Bij de voorbereiding van een projectbesluit dient, op grond van artikel 3.1.6 lid 1, sub f van het Bro, onderzoek plaats te vinden naar de (economische) uitvoerbaarheid van het plan. In principe dient bij vaststelling van een ruimtelijk besluit tevens een exploitatieplan vastgesteld te worden om verhaal van plankosten zeker te stellen. Op basis van 'afdeling 6.4 grondexploitatie', artikel 6.12, lid 2 van de Wro kan de gemeenteraad bij het besluit tot vaststelling van het bestemmingsplan echter besluiten geen exploitatieplan vast te stellen indien:
Planspecifiek
Voor dit initiatief is er een overeenkomst gesloten tussen initiatiefnemer en gemeente. De wachttoren is reeds gerealiseerd, mede dankzij subsidiëring via de gemeente. Het initiatief wordt hiermee economisch uitvoerbaar geacht.

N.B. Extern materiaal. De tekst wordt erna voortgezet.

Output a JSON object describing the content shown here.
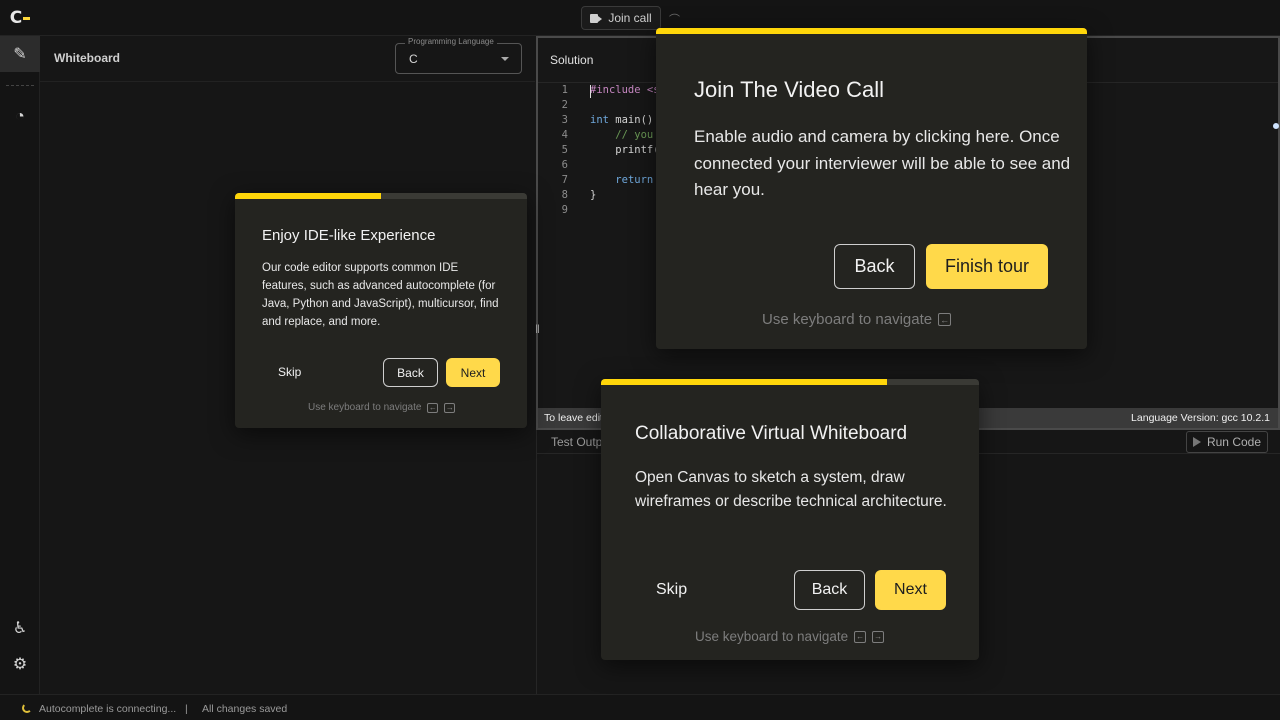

Onderhavig initiatief omvat een wenselijke verbetering van het cultuurhistorisch belang van de locatie. Tevens is de landschappelijk impact gering. Met deze ontwikkeling worden geen ruimtelijke belangen geschaad. Ook conflicteert het initiatief niet met het vigerende beleid. Het plan wordt daarmee uitvoerbaar geacht.